OPINION | BRADLEY GITZ: Anti-racism is racist

What is called critical race theory (CRT) now pervades American life, including the corporate world and public school systems, and has been tacitly endorsed by the Biden administration under the innocuous-sounding but purposely misleading euphemism of "racial equity." It thus promises to become the standard American political narrative for years to come, shaping and defining how we see our experiment in self-government and individual liberty.

Proponents argue that this constitutes a long-overdue racial reckoning that will allow Americans to fully grasp the extent to which our history, institutions, and society have been based on "white supremacy" from the beginning.

In reality, what CRT threatens to do is not better educate us regarding the evils of slavery and Jim Crow but take us back to the kind of thinking that made such injustices possible.

This is because CRT begins with the same toxic assumption as other forms of racism throughout history and across societies: that we can infer just about everything we need to know about people we don't know from their pigmentation.

Traditional racism was built on pernicious stereotypes about Black Americans suggestive of racial inferiority. CRT is based in every sense upon similar stereotypes and resulting assumptions, only in this case in its depiction of white rather than Black people.

"Whiteness" is said to be the cause of all that ails us and the primary source of white supremacy. To be white is therefore to be guilty, regardless of how a white person behaves or thinks. They are racist purely because of the color of their skin and, in a toxic application of the concept of collective guilt, because some of their ancestors were.

In short, like the segregationists who supported Jim Crow in the pre-1960s South, CRT supporters see race as the sole basis for judging people and assigning guilt or innocence.

If "Blackness" was a justification for the old discrimination, "whiteness" is a basis for the new; the colors might have changed, but the way of thinking about race and people has not.

Sadly, many of the same liberals who once bravely led the campaign for civil rights now lead the campaign to champion a new form of racism based on thinking similar to that of the segregationists they once opposed. It turns out that it wasn't the idea of discriminating based on race that they cared most about, but who was doing the discriminating and who was being discriminated against.

Racist assumptions and stereotypes are apparently fine so long as they apply to white people instead of Black.

We are consequently instructed by CRT prophets like Ibram X. Kendi that discrimination in the past requires more discrimination in the present and future, and that we need to incorporate race into every aspect of life because race dictates all. And that anyone who disagrees is a racist.

It is remarkable how big a reversal this represents from what Americans of good will embraced in the 1950s and 1960s to great effect: equal treatment under the law, and a society in which race neither counted for nor against. "Color-blindness" was what most of us, Black and white, thought we were aiming for, but that concept is now dismissed by CRT as hopelessly racist.

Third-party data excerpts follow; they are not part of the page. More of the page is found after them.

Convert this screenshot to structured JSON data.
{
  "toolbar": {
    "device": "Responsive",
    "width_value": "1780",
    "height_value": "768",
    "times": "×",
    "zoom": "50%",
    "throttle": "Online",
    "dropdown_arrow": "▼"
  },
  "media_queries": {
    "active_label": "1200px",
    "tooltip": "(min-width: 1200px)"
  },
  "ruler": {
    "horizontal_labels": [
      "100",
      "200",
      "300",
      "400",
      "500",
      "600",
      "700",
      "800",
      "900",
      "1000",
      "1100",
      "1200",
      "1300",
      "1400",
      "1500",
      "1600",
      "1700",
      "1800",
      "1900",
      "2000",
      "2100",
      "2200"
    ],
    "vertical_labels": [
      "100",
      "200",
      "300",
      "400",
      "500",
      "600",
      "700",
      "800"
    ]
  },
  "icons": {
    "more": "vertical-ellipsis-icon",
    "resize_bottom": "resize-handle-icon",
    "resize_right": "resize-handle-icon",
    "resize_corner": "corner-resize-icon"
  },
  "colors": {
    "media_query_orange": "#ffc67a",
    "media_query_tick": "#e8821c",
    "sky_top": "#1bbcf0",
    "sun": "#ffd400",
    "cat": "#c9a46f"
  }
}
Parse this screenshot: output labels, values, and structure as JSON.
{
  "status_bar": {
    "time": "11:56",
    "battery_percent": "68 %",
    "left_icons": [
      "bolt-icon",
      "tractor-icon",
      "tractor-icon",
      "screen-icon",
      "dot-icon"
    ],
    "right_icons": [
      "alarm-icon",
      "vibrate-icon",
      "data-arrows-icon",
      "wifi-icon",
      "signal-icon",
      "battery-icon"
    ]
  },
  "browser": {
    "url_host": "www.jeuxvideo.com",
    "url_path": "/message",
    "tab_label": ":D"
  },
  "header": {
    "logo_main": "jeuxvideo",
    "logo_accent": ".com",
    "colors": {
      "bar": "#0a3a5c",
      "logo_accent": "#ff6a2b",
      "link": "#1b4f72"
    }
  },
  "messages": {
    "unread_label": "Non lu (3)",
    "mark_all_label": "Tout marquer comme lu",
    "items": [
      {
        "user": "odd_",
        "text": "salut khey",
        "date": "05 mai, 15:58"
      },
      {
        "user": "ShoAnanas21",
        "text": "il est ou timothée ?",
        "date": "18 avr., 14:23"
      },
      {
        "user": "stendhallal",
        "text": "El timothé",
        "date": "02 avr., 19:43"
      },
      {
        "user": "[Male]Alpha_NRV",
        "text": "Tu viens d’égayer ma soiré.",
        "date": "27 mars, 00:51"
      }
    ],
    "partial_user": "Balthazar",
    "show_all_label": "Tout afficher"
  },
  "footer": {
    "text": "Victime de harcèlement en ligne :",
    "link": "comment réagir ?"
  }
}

Martin Luther King's "content of their character, not the color of their skin" now becomes color of skin regardless of character (and all else).

Since it is difficult to grasp as a logical proposition how more race consciousness and race-conscious policies will lead to less racism, it might be useful to conduct a thought experiment in which we assume that CRT has nothing at all to do with combating racism and is instead primarily a means of acquiring political power, that it employs charges of racism as a weapon because it is the worst thing a person can be accused of, and because any denial is only taken as further evidence of guilt.

Those who point out that this is illogical and unjust and attempt to defend the falsely accused can be accused too, as well as any bystanders who are silent ("silence is racism") or who denounce the accused with insufficient fervor.

The thought might occur that racism now surrounds us because so many people have become so invested in and benefit from finding it, making the definition of the thing so open-ended and amorphous as to encompass any behavior or opinions that the self-appointed arbiters of such matters don't approve of.

Chief Justice John Roberts once argued that the "way to stop discrimination on the basis of race is to stop discrimination on the basis of race," but when you begin with the proposition that everything is about race, there is no way to stop or prove that it isn't.

CRT might be a false, even slanderous portrayal of America and white Americans, and toxic in its effect on our discourse about race, but there is no denying its genius as a political stratagem.

It efficiently manufactures the very thing, racism, it claims to be resisting under the guise of anti-racism, and then uses accusations of racism to effectively discourage any resistance.


Freelance columnist Bradley R. Gitz, who lives and teaches in Batesville, received his Ph.D. in political science from the University of Illinois.